Exempting Tips from Ohio Income Taxes Won’t Help Many Service Workers

Raising the tipped wage and expanding the earned income tax credit would help low-wage servers much more

"While eliminating income taxes for tips will help many high-wage tipped workers (like waiters and waitresses at high-end restaurants), it is likely not the best tool for providing relief for low-income workers."
Photo: Jonathan Borba, Pexels
"While eliminating income taxes for tips will help many high-wage tipped workers (like waiters and waitresses at high-end restaurants), it is likely not the best tool for providing relief for low-income workers."

Last week, Ohio state Rep. Jay Edwards of Nelsonville introduced a bill to declare intent to exempt tips and gratuities from income tax.

This comes a month after Donald Trump announced his intention to exempt tips from income taxes if elected president this year.

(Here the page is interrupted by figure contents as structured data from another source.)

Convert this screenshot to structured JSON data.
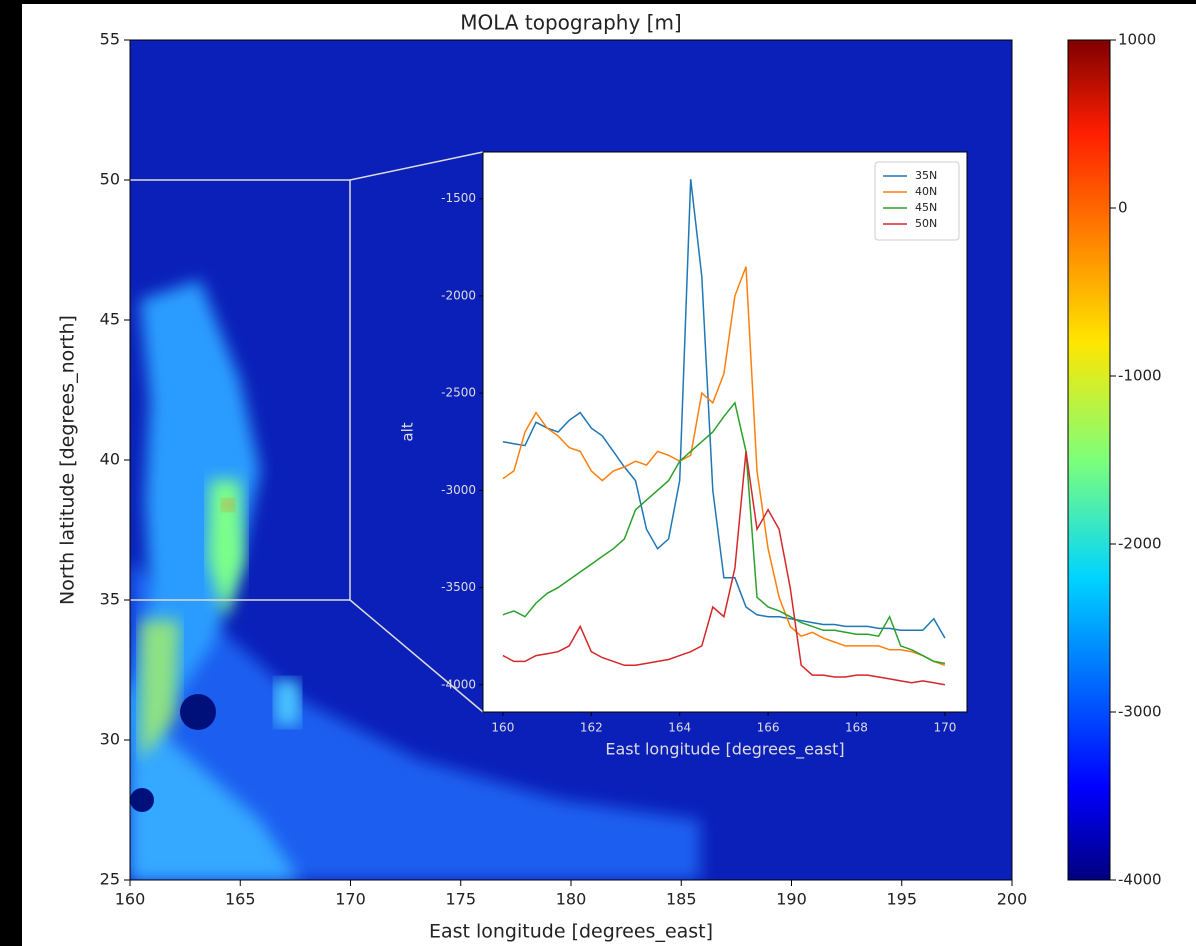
{
  "chart_data": [
    {
      "type": "heatmap",
      "title": "MOLA topography [m]",
      "xlabel": "East longitude [degrees_east]",
      "ylabel": "North latitude [degrees_north]",
      "xlim": [
        160,
        200
      ],
      "ylim": [
        25,
        55
      ],
      "xticks": [
        160,
        165,
        170,
        175,
        180,
        185,
        190,
        195,
        200
      ],
      "yticks": [
        25,
        30,
        35,
        40,
        45,
        50,
        55
      ],
      "colorbar": {
        "clim": [
          -4000,
          1000
        ],
        "ticks": [
          -4000,
          -3000,
          -2000,
          -1000,
          0,
          1000
        ],
        "colormap": "jet"
      }
    },
    {
      "type": "line",
      "xlabel": "East longitude [degrees_east]",
      "ylabel": "alt",
      "xlim": [
        159.55,
        170.5
      ],
      "ylim": [
        -4140,
        -1260
      ],
      "xticks": [
        160,
        162,
        164,
        166,
        168,
        170
      ],
      "yticks": [
        -4000,
        -3500,
        -3000,
        -2500,
        -2000,
        -1500
      ],
      "legend": "upper right",
      "x": [
        160,
        160.25,
        160.5,
        160.75,
        161,
        161.25,
        161.5,
        161.75,
        162,
        162.25,
        162.5,
        162.75,
        163,
        163.25,
        163.5,
        163.75,
        164,
        164.25,
        164.5,
        164.75,
        165,
        165.25,
        165.5,
        165.75,
        166,
        166.25,
        166.5,
        166.75,
        167,
        167.25,
        167.5,
        167.75,
        168,
        168.25,
        168.5,
        168.75,
        169,
        169.25,
        169.5,
        169.75,
        170
      ],
      "series": [
        {
          "name": "35N",
          "color": "#1f77b4",
          "values": [
            -2750,
            -2760,
            -2770,
            -2650,
            -2680,
            -2700,
            -2640,
            -2600,
            -2680,
            -2720,
            -2800,
            -2880,
            -2950,
            -3200,
            -3300,
            -3250,
            -2950,
            -1400,
            -1900,
            -3000,
            -3450,
            -3450,
            -3600,
            -3640,
            -3650,
            -3650,
            -3660,
            -3670,
            -3680,
            -3690,
            -3690,
            -3700,
            -3700,
            -3700,
            -3710,
            -3710,
            -3720,
            -3720,
            -3720,
            -3660,
            -3760
          ]
        },
        {
          "name": "40N",
          "color": "#ff7f0e",
          "values": [
            -2940,
            -2900,
            -2700,
            -2600,
            -2680,
            -2720,
            -2780,
            -2800,
            -2900,
            -2950,
            -2900,
            -2880,
            -2850,
            -2870,
            -2800,
            -2820,
            -2850,
            -2820,
            -2500,
            -2550,
            -2400,
            -2000,
            -1850,
            -2900,
            -3300,
            -3550,
            -3700,
            -3750,
            -3730,
            -3760,
            -3780,
            -3800,
            -3800,
            -3800,
            -3800,
            -3820,
            -3820,
            -3830,
            -3850,
            -3880,
            -3900
          ]
        },
        {
          "name": "45N",
          "color": "#2ca02c",
          "values": [
            -3640,
            -3620,
            -3650,
            -3580,
            -3530,
            -3500,
            -3460,
            -3420,
            -3380,
            -3340,
            -3300,
            -3250,
            -3100,
            -3050,
            -3000,
            -2950,
            -2850,
            -2800,
            -2750,
            -2700,
            -2620,
            -2550,
            -2800,
            -3550,
            -3600,
            -3620,
            -3650,
            -3680,
            -3700,
            -3720,
            -3720,
            -3730,
            -3740,
            -3740,
            -3750,
            -3650,
            -3800,
            -3820,
            -3850,
            -3880,
            -3890
          ]
        },
        {
          "name": "50N",
          "color": "#d62728",
          "values": [
            -3850,
            -3880,
            -3880,
            -3850,
            -3840,
            -3830,
            -3800,
            -3700,
            -3830,
            -3860,
            -3880,
            -3900,
            -3900,
            -3890,
            -3880,
            -3870,
            -3850,
            -3830,
            -3800,
            -3600,
            -3650,
            -3400,
            -2800,
            -3200,
            -3100,
            -3200,
            -3500,
            -3900,
            -3950,
            -3950,
            -3960,
            -3960,
            -3950,
            -3950,
            -3960,
            -3970,
            -3980,
            -3990,
            -3980,
            -3990,
            -4000
          ]
        }
      ]
    }
  ]
}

On its face, exempting tips from income taxes makes sense for someone trying to ease the burden for low-income workers. Edwards represents a swath of southeast Ohio that contains some of the poorest counties in the state, including Athens County, which consistently ranks as the poorest county in the state, even after adjusting for its large population of college students. Providing support for low-income workers makes sense here.

Exempting tips from income taxes, however, has been panned by analysts at think tanks across the political spectrum, from the conservative Tax Foundation to the liberal Center for American Progress.

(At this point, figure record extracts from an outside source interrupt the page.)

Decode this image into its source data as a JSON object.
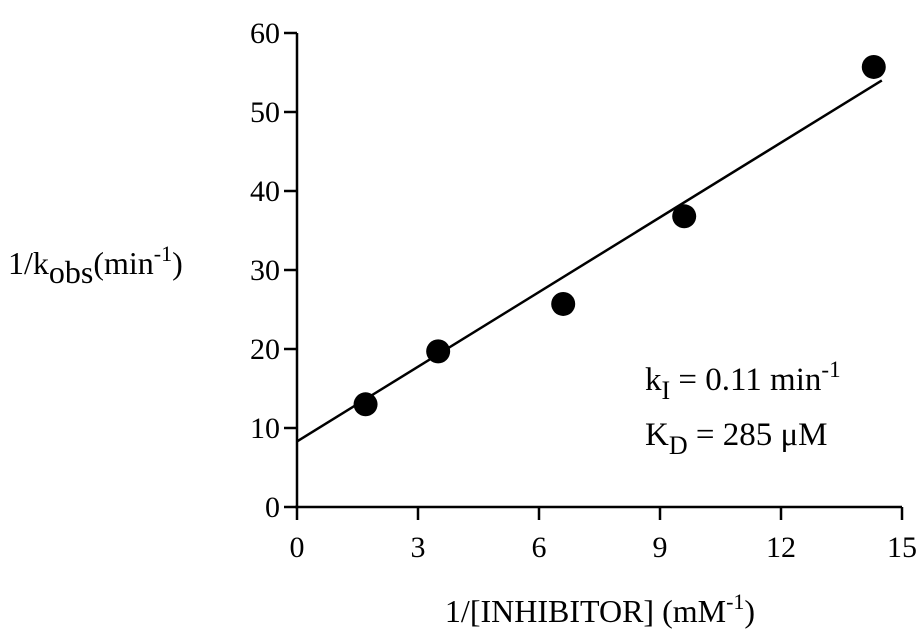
{
  "chart_data": {
    "type": "scatter",
    "title": "",
    "xlabel": "1/[INHIBITOR] (mM",
    "xlabel_sup": "-1",
    "xlabel_close": ")",
    "ylabel_prefix": "1/k",
    "ylabel_sub": "obs",
    "ylabel_mid": "(min",
    "ylabel_sup": "-1",
    "ylabel_close": ")",
    "xlim": [
      0,
      15
    ],
    "ylim": [
      0,
      60
    ],
    "xticks": [
      "0",
      "3",
      "6",
      "9",
      "12",
      "15"
    ],
    "yticks": [
      "0",
      "10",
      "20",
      "30",
      "40",
      "50",
      "60"
    ],
    "grid": false,
    "legend": "none",
    "series": [
      {
        "points": [
          {
            "x": 1.7,
            "y": 13.0
          },
          {
            "x": 3.5,
            "y": 19.7
          },
          {
            "x": 6.6,
            "y": 25.7
          },
          {
            "x": 9.6,
            "y": 36.8
          },
          {
            "x": 14.3,
            "y": 55.7
          }
        ],
        "color": "#000000"
      }
    ],
    "fit_line": {
      "x": [
        0,
        14.5
      ],
      "y": [
        8.3,
        54.0
      ],
      "color": "#000000"
    },
    "annotations": {
      "ki": {
        "base": "k",
        "sub": "I",
        "text": " = 0.11 min",
        "sup": "-1"
      },
      "kd": {
        "base": "K",
        "sub": "D",
        "text": " = 285 μM"
      }
    }
  }
}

Howard Gleckman is one of the most thoughtful and pointed analysts of tax policy in the country. He is a Senior Fellow for the Urban-Brookings Tax Policy Center, the leading tax policy think tank in the country.

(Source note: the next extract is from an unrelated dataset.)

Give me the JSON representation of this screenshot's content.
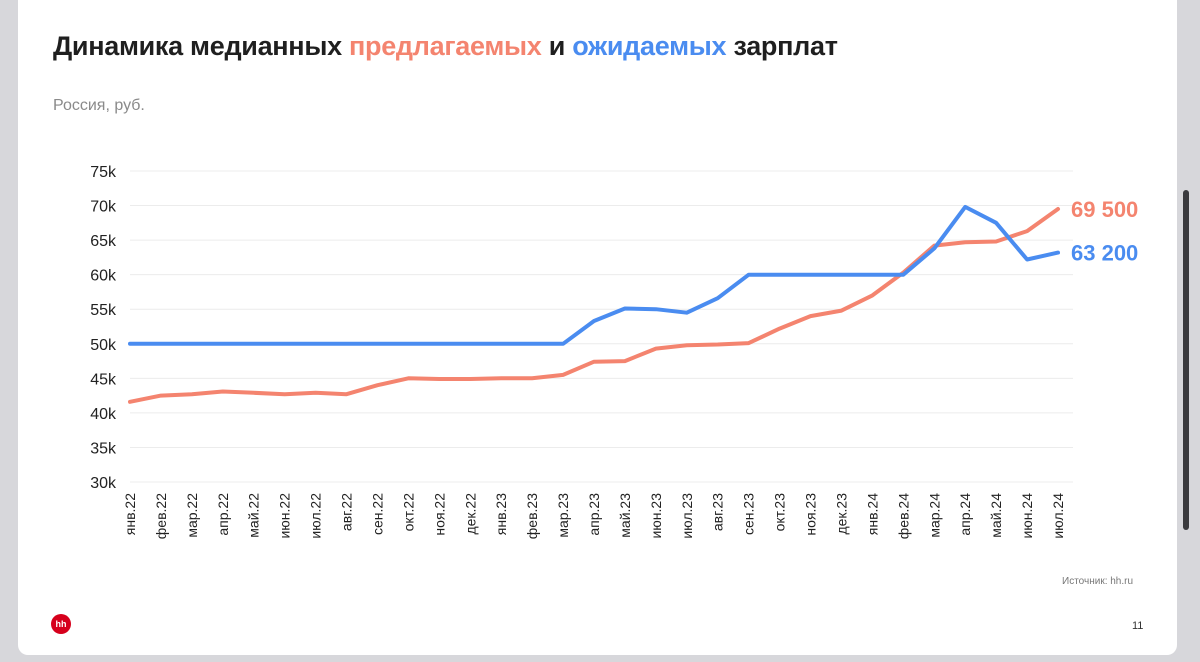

Gleckman wrote about the problems with exempting tipped wages from income taxes in a commentary last month. The most straightforward problem with the proposal is that low-income workers often do not have large tax liabilities, if they have any at all.

In Ohio, the average waiter or waitress makes only $33,930 per year. Since Ohio only starts taxing income at $26,050, this means many waiters and waitresses are not paying income tax in the first place. Couple this with credits like the state Earned Income Tax Credit which reduce tax liability and this problem becomes more acute.

This is not a death knell to the policy’s potential effectiveness for low-income workers, however. Edwards’s proposal is currently abstract. By designing the policy as a refundable credit, this equity problem with the policy could be overcome.

Another problem Gleckman raises with exempting tips from income taxes is the policy’s potential to compete with a more effective policy for supporting tipped workers: equalization of tipped minimum wage with standard minimum wage.

Ohio’s most viable minimum wage proposal is a citizen initiative called the Ohio Minimum Wage Increase Initiative. It failed to qualify for the ballot for 2024 but may be on the ballot in November of 2025. This minimum wage initiative would increase the state minimum wage for all occupations to $15. This would have a significant impact on non-tipped minimum wage workers, who currently make $10.45 an hour, but would have a larger impact on tipped workers, whose current minimum wage is $5.25.

While eliminating income taxes for tips will help many high-wage tipped workers (like waiters and waitresses at high-end restaurants), it is likely not the best tool for providing relief for low-income workers. Expansion of the state earned income tax credit or increasing the state minimum wage are much more likely to support low-income workers as a whole. That being said, it is encouraging to see policymakers focusing on the plight of low-income workers and working to design policy to support them.